Las labores de mantenimiento permiten identificar una gran cantidad de residuos sólidos dentro del alcantarillado. Bolsas plásticas, restos de alimentos, materiales de construcción, utensilios, calzado y desechos orgánicos son retirados con frecuencia de las tuberías, evidenciando un uso incorrecto del sistema. Esta situación se presenta tanto en domicilios como en mercados, restaurantes, pollerías, camales y granjas, donde también se detecta el vertido de grasas, aceites, vísceras y otros residuos.
De acuerdo con los especialistas, estos desechos reducen progresivamente la capacidad de conducción de las tuberías. En el caso de las grasas y aceites, su acumulación se adhiere a las paredes internas de las redes colectoras, disminuyendo el diámetro útil y favoreciendo la aparición de atoros recurrentes en determinadas zonas.
El crecimiento urbano y poblacional también influye en la problemática.
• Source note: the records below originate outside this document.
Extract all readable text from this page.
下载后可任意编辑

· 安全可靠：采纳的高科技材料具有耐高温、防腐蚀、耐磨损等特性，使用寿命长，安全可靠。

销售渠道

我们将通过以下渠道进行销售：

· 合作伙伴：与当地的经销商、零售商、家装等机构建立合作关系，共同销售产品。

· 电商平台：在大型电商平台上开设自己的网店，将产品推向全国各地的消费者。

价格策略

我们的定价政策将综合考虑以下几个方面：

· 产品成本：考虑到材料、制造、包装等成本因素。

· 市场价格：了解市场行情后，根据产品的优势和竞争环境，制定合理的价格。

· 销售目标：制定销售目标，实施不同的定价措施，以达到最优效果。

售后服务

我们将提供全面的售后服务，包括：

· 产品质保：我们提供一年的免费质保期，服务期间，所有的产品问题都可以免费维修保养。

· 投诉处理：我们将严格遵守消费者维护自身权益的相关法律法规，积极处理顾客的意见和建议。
La expansión de la ciudad hacia áreas periurbanas y el aumento de habitantes en viviendas que ahora albergan a más familias incrementan la demanda sobre una infraestructura que fue diseñada hace varias décadas y que, en muchos tramos, se acerca al final de su vida útil.
Cuando se produce un colapso, el impacto alcanza en promedio a entre 10 y 20 usuarios por evento, aunque en sectores bajos la afectación puede ser mayor. En viviendas con sótanos, por ejemplo, se han reportado retornos de aguas residuales, lo que obliga a realizar labores de bombeo, limpieza, desinfección y, en algunos casos, la eliminación de material contaminado.
SEDA Ayacucho indicó que la renovación integral de las redes de alcantarillado requiere inversiones de gran envergadura y financiamiento estatal, ya que los recursos propios del servicio se destinan principalmente a la operación, mantenimiento y ejecución de obras puntuales.
En este contexto, la entidad reiteró que el alcantarillado no es un sistema para la disposición de residuos sólidos ni de aguas pluviales, sino una infraestructura sanitaria cuyo correcto funcionamiento depende tanto de la capacidad instalada como del uso responsable por parte de la población.